Même l’Assemblée nationale est touchée par le phénomène. En 1980, alors que 122 députés y siégeaient, un élu représentait environ 53 000 citoyens. Aujourd’hui, elle compte 125 députés, mais le ratio citoyens-élu est passé à 66 000. Pas question d’augmenter le nombre de circonscriptions pour maintenir le ratio d’alors. Au contraire, à des fins d’équité, on préfère en abolir certaines pour en créer d’autres ailleurs dans des zones plus populeuses, même si cela se traduit par une perte de représentativité pour les citoyens des circonscriptions moins populeuses.
Tout semble se mettre en place pour que, au nom de la « bonne gouvernance » les affaires publiques soient gérées par des experts avec, au nom de l’efficacité, le minimum de débats et la plus petite participation possible des citoyens. Tout cela contribue à l’érosion de la confiance des citoyens envers leurs institutions. Alors qu’une adhésion véritable aux institutions démocratiques passe par la participation politique effective du plus grand nombre.

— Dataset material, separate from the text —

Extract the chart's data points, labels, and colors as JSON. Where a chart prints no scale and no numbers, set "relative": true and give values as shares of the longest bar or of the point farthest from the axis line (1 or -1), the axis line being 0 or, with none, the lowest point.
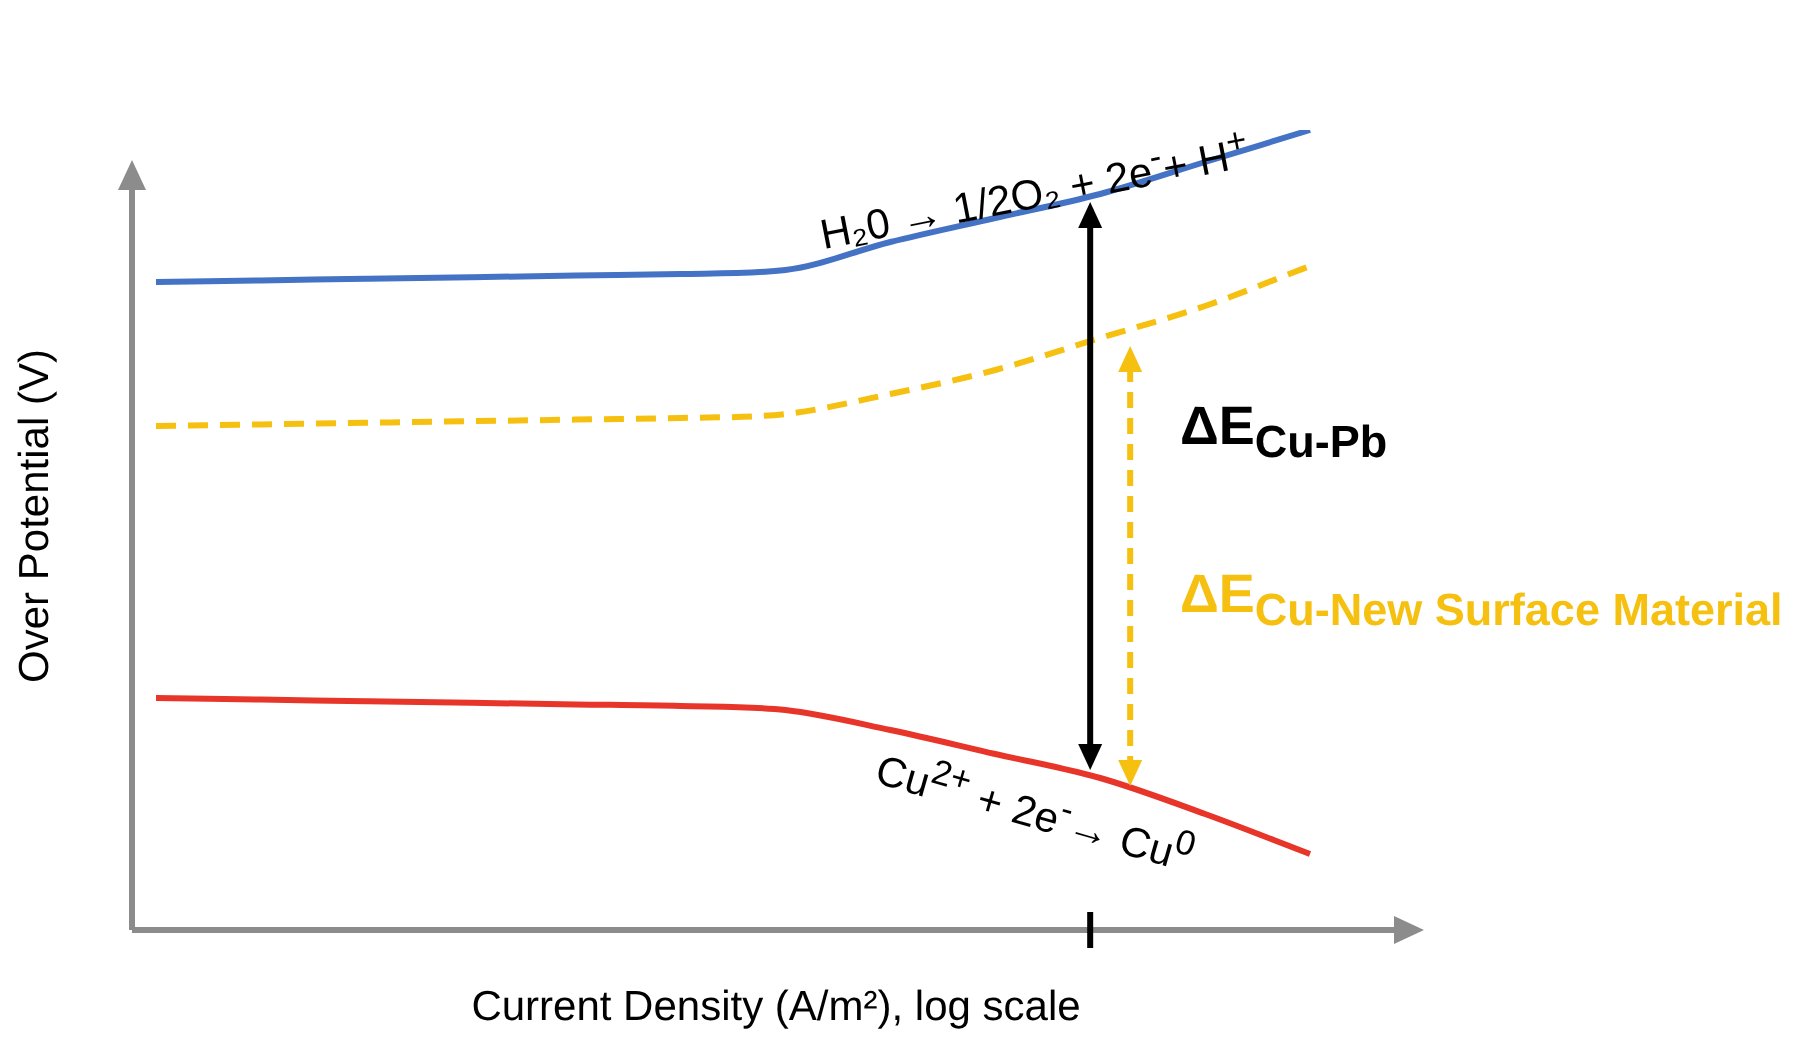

La démocratie est une construction sans fin. La quête d’une vitalité démocratique retrouvée et d’un intérêt citoyen renouvelé pour « le politique » constitue un enjeu de société incontournable. Dans un contexte où s’additionnent les décrets d’abolition des instances de pouvoir locales (les CRE, les CLD, les commissions scolaires), il devient impérieux d’amorcer une réflexion collective sur cet enjeu. En commençant peut-être par l’analyse du lien potentiel entre la disparition ou l’effritement graduel des lieux de pouvoir locaux et le désintérêt des citoyens.